Origin: Middle English streinen, from Old French estreindre, estrein-, to bind tightly, from Latin stringere; see streig- in Indo-European roots.
- The collective descendants of a common ancestor; a race, stock, line, or breed.
- Any of the various lines of ancestry united in an individual or a family; ancestry or lineage.
- Biology A group of organisms of the same species, having distinctive characteristics but not usually considered a separate breed or variety: a superior strain of wheat; a smooth strain of bacteria.
- An artificial variety of a domestic animal or cultivated plant.
- A kind or sort: imaginings of a morbid strain.
- a. An inborn or inherited tendency or character.b. An inherent quality; a streak. See Synonyms at streak.

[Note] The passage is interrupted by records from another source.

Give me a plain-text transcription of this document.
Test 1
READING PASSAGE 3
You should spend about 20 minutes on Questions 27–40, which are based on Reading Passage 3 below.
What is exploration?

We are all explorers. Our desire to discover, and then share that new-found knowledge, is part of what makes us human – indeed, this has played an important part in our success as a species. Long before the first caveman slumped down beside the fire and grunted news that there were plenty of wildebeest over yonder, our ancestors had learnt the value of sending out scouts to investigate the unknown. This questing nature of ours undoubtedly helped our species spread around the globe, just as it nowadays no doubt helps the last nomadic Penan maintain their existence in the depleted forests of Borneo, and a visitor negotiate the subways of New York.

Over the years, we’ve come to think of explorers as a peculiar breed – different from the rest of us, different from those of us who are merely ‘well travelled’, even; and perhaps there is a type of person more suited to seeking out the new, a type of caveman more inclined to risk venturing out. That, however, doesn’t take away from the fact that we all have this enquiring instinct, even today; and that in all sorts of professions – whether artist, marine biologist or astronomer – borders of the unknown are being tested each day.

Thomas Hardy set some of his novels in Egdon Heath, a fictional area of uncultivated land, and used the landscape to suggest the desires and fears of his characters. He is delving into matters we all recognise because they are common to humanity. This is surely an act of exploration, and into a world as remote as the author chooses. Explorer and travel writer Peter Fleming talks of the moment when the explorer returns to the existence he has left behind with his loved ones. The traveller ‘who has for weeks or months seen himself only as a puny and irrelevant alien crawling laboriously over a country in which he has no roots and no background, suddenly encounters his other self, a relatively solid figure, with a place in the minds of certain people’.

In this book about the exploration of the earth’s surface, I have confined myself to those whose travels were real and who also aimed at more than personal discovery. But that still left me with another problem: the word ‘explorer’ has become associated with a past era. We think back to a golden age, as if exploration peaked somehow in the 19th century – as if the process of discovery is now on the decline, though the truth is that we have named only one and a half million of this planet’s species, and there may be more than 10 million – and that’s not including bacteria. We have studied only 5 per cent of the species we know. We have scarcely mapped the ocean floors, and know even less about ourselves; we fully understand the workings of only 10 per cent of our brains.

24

- a. The tone, tenor, or substance of a verbal utterance or of a particular action or behavior: spoke in a passionate strain.b. A prevailing quality, as of attitude or behavior.
- Music A passage of expression; a tune or an air. Often use in the plural: melodic strains of the violin.
- a. A passage of poetic and especially lyrical expression.b. An outburst or a flow of eloquent or impassioned language.
Origin: Middle English strene, from Old English strēon, something gained, progeny; see ster-2 in Indo-European roots.
strain - Science Definition
- A group of organisms of the same species, sharing certain hereditary characteristics not typical of the entire species but minor enough not to warrant classification as a separate breed or variety. Resistance to specific antibiotics is a feature of certain strains of bacteria.
- The extent to which a body is distorted when it is subjected to a deforming force, as when under stress. The distortion can involve a change both in shape and in size. All measures of strain are dimensionless (they have no unit of measure). ♦ axial strain is equal to the ratio between the change in length of an object and its original length. ♦ Volume strain is equal to the ratio between the change in volume of an object and its original volume. It is also called bulk strain. ♦ shear strain is equal to the ratio between the amount by which an object is skewed and its length. Compare stress. See more at Hooke's law.
The vertical component of the force F applied to the metal rod causes a vertical deformation of the rod, or axial strain, shown as vd in the diagram on the right. The horizontal component of F causes a horizontal skewing, or shear strain, shown by hd in the diagram on the right. The axial strain is measured as vd/L. The shear strain is measured as hd/L, which is equal to the tangent of the angle y.